The Department of Homeland Security, through its component agency, U.S. Citizenship and Immigration Services (USCIS), has issued a proposed regulation to allow a qualified foreign citizen to gain entry and be employed in the United States if he or she will engage in activities that are likely to “increase and enhance entrepreneurship, innovation, and job creation in the United States” with a “start-up” entity. The USCIS proposed regulation would not change any other means of gaining work permission under the existing employment-based visa categories, e.g., the EB-5 immigrant investment program, immigrant visa classifications based upon, or exempt from, PERM labor certification, or through family-based immigration avenues.
Under the Immigration and Nationality Act, parole (an immigration “term of art” having nothing necessarily to do with the criminal laws) is a discretionary grant of permission to enter the U.S. under narrowly prescribed terms. Parole is not a formal “admission” to the country but a specially permitted “entry.” Unlike a green card or work visa — both of which are considered a legal “status” in the United States — parole can be automatically revoked by immigration officials without mandatory notice to the parolee. USCIS proposes that once the application for entrepreneurial parole is approved, the applicant and family members must leave the U.S. in order to be granted parole; they may not change to a nonimmigrant status within the United States.
USCIS proposes an initial two-year grant of parole to a qualifying “International Entrepreneur,” with one additional three-year renewal allowed. Under the proposal, the entrepreneurial parolee may work only in a start-up entity formed within the last three years in which s/he (a) will play a “central role in the operations and future growth of the entity,” and (b) owns at least a 15 percent interest. USCIS also proposes that the parolee’s spouse and children may be given parole entry, and that the spouse can be granted open-market employment authorization. The entrepreneurial parolee, however, may only be employed by the USCIS-approved start-up entity. USCIS also proposes to amend its Form I-9 (Employment Eligibility Verification) to allow a start-up entity to accept an original foreign passport and Form I-94, issued by U.S. Customs & Border Protection with the notation “PE-1,” as a “List A” document of identity and employment authorization.
The pre-publication version of the rule and its preamble run to 155 double-spaced pages. Once it is published in the Federal Register, expected in the next few days, the public will have 45 days to offer comments. Proving eligibility as an International Entrepreneur will require a $1,200 filing fee, completion of an Application for Entrepreneur Parole (Form I-941) and the submission of extensive evidence. USCIS will review the evidence and give a thumbs-up approval or deny the application with no right of rehearing or appeal.

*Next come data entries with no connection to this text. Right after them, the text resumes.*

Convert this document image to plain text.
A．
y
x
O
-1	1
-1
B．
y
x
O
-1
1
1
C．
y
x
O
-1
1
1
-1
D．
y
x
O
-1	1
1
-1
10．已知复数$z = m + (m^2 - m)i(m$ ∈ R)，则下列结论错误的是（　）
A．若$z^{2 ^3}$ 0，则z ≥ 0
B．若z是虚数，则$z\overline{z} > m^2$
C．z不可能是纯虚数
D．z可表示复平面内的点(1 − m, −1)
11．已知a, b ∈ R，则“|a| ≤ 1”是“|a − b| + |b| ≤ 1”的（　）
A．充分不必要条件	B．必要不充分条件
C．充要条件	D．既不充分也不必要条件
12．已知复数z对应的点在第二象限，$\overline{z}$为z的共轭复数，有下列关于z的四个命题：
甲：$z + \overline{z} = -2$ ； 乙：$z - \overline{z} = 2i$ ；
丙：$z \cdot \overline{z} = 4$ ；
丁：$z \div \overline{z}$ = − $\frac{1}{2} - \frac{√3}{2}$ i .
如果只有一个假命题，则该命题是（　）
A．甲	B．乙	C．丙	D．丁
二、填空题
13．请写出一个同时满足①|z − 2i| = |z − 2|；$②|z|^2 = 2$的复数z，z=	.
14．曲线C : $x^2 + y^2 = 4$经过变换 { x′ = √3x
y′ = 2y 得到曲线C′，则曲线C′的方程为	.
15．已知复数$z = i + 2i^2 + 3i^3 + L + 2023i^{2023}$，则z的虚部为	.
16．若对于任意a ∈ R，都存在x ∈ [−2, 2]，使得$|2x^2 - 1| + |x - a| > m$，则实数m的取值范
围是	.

In order to qualify, the parole applicant must show that the start-up entity has the “substantial potential for rapid growth and job creation.” This can be established through investments from established “U.S. investors (such as venture capital firms, angel investors, or start-up accelerators).” The parole applicant may prove this with evidence that the “entity has received investments of capital totaling $345,000 or more from established U.S. investors with a history of substantial investment in successful start-up entities.” USCIS proposes that aside from the parole applicant, only U.S. citizens and lawful permanent residents (green card holders) may invest in the start-up. A start-up entity may employ no more than three entrepreneurial parolees, according to the USCIS proposed rule.
Alternatively, the proposed rule suggests that the submitted evidence should include proof of grants or awards of at least $100,000 from local, state or federal government entities that have “provided support for economic, research and development, or job creation purposes.”
Venture capitalists and foreign entrepreneurs — who have waited since November 2014 to see how USCIS would articulate President Obama’s Executive Action announcing a proposed rule — are likely to be disappointed. They may see the benefit of entrepreneurial parole as too small and too short in duration in return for the effort to establish the proposed rule’s very burdensome and narrow requirements. Moreover, they may be disappointed to learn that the USCIS proposal fails to take into account the harm associated with a revocation of parole (whether based on material business changes or otherwise) and the absence of any administrative or judicial review. Also disappointing is the realization that the proposed regulation offers no pathway to lawful permanent resident status.
Fortunately, however, if USCIS receives compelling and substantiated comments within the next 45 days, the final rule may become a more viable avenue to jump-start innovation, job creation and economic growth. Only time will tell.